And I swung aboard it, back for little old New York. Didn't see what the chauffeur did. Wasn't interested, you know, about that.
CHAPTER XV
BILLINGS' SYMPTOMS ALARM ME
"Most infernal outrage of the century, I tell you!" Billings stormed. For an hour I had sat there in my rooms, limp and bewildered under the tempest of his wrath. The wild and incoherent sputter over the 'phone that Jenkins reported upon my return had sent me on a hunt for my friend. I had found him sullenly dining alone over at the club, and as soon as I entered he started to bolt from the room.

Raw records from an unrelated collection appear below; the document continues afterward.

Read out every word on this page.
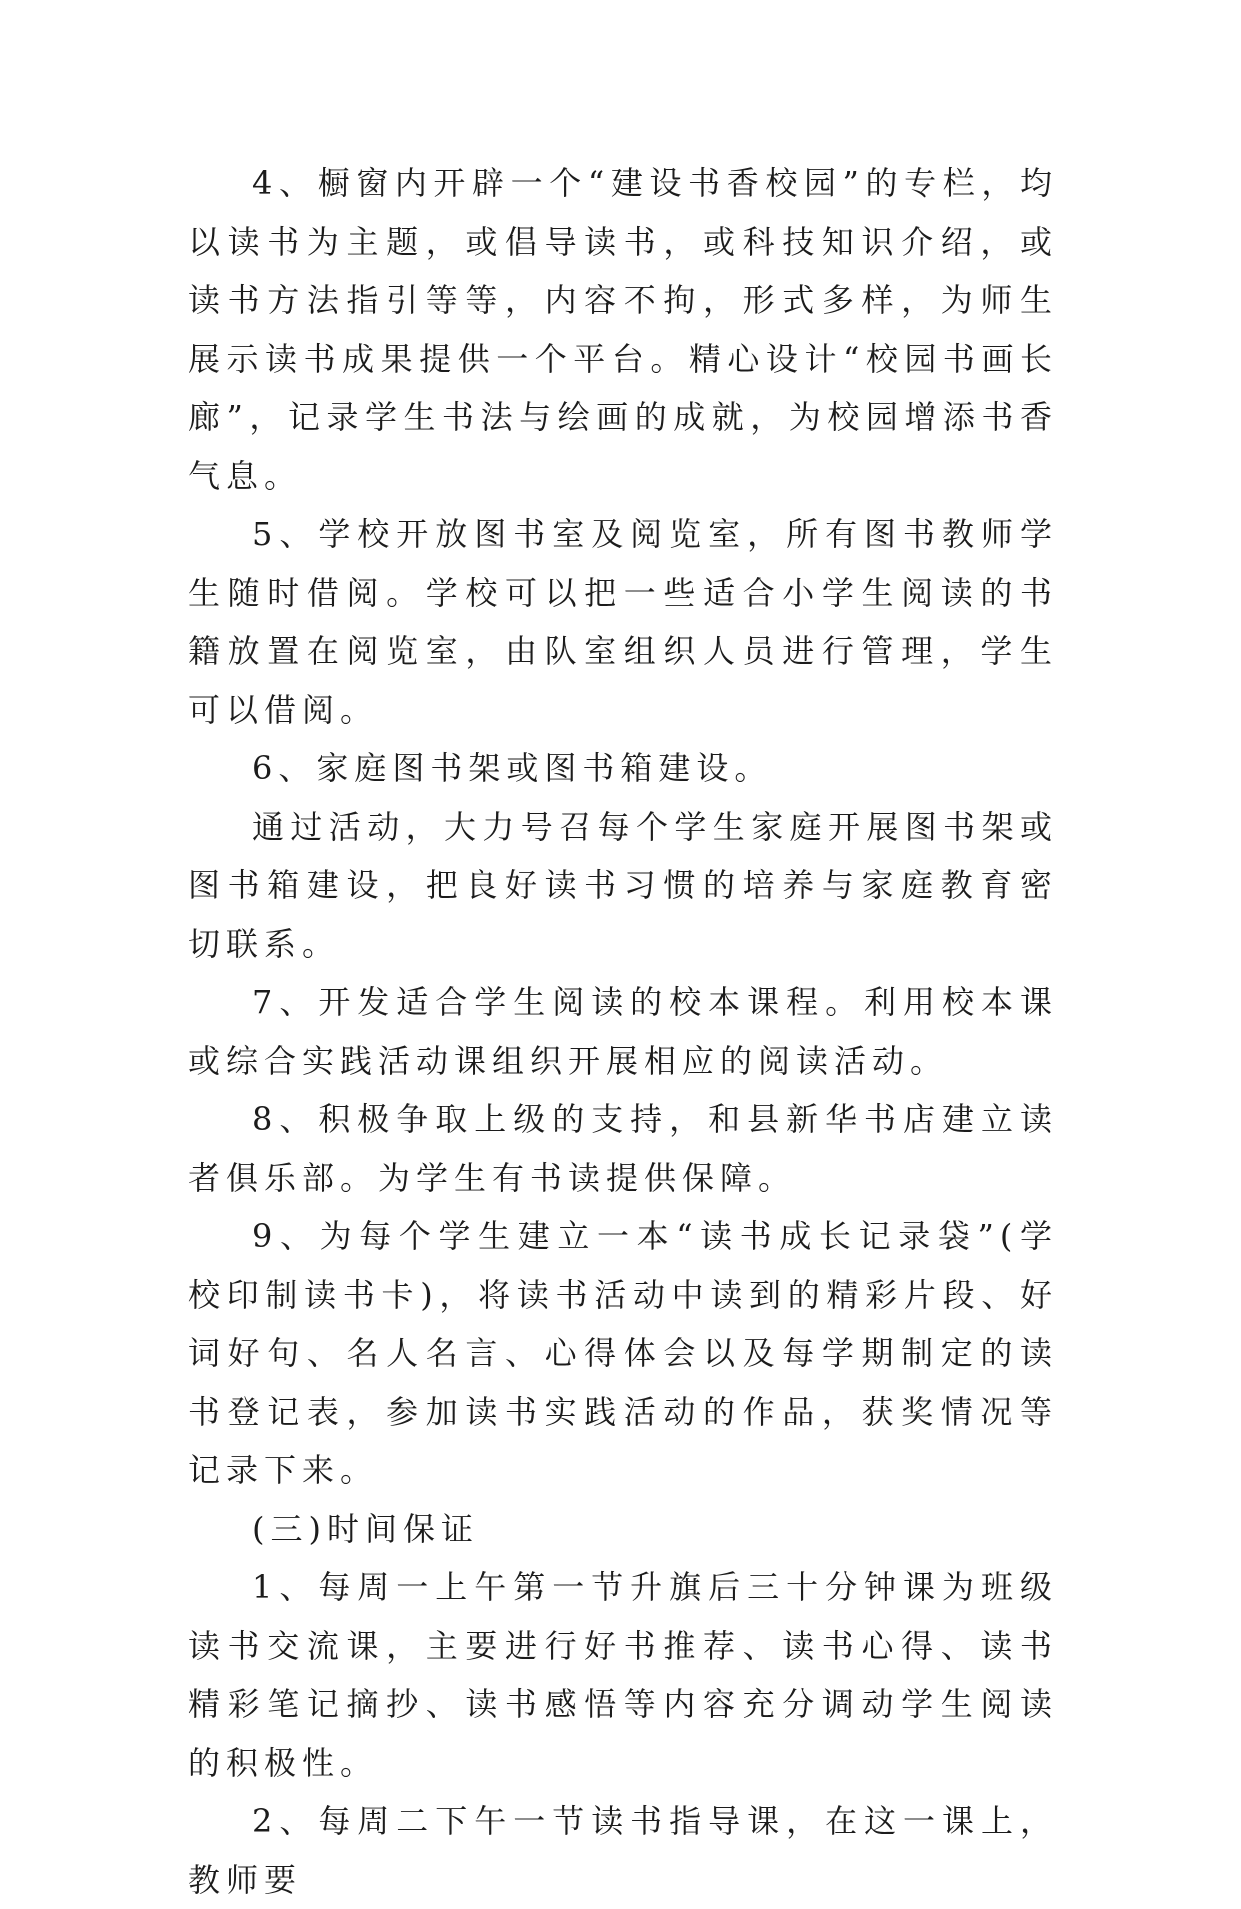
4、橱窗内开辟一个“建设书香校园”的专栏，均以读书为主题，或倡导读书，或科技知识介绍，或读书方法指引等等，内容不拘，形式多样，为师生展示读书成果提供一个平台。精心设计“校园书画长廊”，记录学生书法与绘画的成就，为校园增添书香气息。

5、学校开放图书室及阅览室，所有图书教师学生随时借阅。学校可以把一些适合小学生阅读的书籍放置在阅览室，由队室组织人员进行管理，学生可以借阅。

6、家庭图书架或图书箱建设。

通过活动，大力号召每个学生家庭开展图书架或图书箱建设，把良好读书习惯的培养与家庭教育密切联系。

7、开发适合学生阅读的校本课程。利用校本课或综合实践活动课组织开展相应的阅读活动。

8、积极争取上级的支持，和县新华书店建立读者俱乐部。为学生有书读提供保障。

9、为每个学生建立一本“读书成长记录袋”(学校印制读书卡)，将读书活动中读到的精彩片段、好词好句、名人名言、心得体会以及每学期制定的读书登记表，参加读书实践活动的作品，获奖情况等记录下来。

(三)时间保证

1、每周一上午第一节升旗后三十分钟课为班级读书交流课，主要进行好书推荐、读书心得、读书精彩笔记摘抄、读书感悟等内容充分调动学生阅读的积极性。

2、每周二下午一节读书指导课，在这一课上，教师要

Only through the greatest pleading had I managed to coax him back to my chambers, hoping I might screw out of him some explanation.
I had received it, by Jove!
Of course, I recognized it all as impossible and crazy, you know, but when I said so to Billings his remarks were so violent, and he turned such a dangerous apoplectic purple, dashed if I didn't renege.
"But then the old man, you know!" I protested weakly.
Billings leveled his big arm at me, mouthing wordlessly for a minute.
"That—that'll do, about that old man!" he choked at last. "Not—not another word about him!" And finally he collapsed into his seat from sheer exhaustion. Just sat there panting and glaring at me like a jolly bulldog.